If you are reading this, it means that you are on the EcoMap team (Kevin edit: or reading this blog post 😊 ) at an incredibly important point in our lifecycle. We are entering Year 3, and how we perform in the next 12 months – how many deals we land, how high-quality our data collection and analysis is, how thrilled our customers are – will determine whether or not EcoMap gets to live through Year 4.

Between 60-90% of businesses don’t make it past Year 5. I’m confident that we’re in the minority that will.

Why? Because we have a product that our customers love. We have a business model that’s well-suited to the pandemic. We have a product that does good in the world, and helps the people who build the fabric of our society: entrepreneurs.
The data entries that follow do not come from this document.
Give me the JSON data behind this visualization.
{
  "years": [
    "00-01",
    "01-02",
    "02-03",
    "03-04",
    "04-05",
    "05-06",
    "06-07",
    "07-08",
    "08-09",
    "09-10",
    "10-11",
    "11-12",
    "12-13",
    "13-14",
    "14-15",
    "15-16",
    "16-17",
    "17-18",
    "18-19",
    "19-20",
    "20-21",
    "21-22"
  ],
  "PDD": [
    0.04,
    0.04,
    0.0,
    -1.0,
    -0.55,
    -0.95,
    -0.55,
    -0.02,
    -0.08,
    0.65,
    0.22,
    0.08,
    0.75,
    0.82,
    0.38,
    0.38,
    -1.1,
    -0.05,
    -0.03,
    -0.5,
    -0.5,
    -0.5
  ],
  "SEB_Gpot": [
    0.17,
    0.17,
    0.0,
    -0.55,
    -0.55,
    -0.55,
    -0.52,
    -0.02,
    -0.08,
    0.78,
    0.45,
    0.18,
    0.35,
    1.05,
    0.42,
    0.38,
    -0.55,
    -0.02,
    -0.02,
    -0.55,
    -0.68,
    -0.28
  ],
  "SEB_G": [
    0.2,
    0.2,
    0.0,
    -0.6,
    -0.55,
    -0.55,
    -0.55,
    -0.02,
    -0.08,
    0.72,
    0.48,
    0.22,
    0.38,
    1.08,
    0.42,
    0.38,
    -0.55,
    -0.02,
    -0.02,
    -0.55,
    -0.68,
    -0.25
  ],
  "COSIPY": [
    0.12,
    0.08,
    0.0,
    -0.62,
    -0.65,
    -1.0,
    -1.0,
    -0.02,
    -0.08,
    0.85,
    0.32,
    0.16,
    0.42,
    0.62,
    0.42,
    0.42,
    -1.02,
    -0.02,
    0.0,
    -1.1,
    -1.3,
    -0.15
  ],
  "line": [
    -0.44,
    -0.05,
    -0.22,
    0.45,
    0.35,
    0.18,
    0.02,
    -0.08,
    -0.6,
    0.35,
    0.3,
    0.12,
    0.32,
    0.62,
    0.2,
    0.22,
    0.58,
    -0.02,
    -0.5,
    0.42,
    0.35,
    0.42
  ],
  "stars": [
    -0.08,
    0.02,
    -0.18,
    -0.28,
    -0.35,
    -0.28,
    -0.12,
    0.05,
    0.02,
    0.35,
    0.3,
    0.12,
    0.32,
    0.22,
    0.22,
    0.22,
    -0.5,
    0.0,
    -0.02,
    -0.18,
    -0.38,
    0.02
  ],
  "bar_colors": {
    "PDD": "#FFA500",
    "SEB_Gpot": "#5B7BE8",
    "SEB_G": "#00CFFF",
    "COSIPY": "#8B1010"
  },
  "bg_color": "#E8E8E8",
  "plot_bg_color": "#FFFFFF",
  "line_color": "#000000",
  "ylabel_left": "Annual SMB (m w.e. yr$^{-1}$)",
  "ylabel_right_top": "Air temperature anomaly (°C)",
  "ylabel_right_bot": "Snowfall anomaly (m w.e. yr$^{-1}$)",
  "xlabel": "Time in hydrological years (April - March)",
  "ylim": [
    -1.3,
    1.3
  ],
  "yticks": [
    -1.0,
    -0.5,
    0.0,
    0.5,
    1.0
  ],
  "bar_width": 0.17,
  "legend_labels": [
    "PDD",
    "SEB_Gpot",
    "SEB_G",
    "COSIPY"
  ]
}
We’re also profitable, which is more than many tech companies can say.

But most importantly, we have a talented, passionate team behind it all. Yes we will face challenges, but if we all believe in what we are trying to do, we’ll overcome them.

There are some founders who would rather gloss over their rocky, mistake-filled, and difficult history when bringing on new team members. After all, the past is the past. But if I’m asking you on this journey, you deserve to know where we came from, so that you can make the decision about where we will go.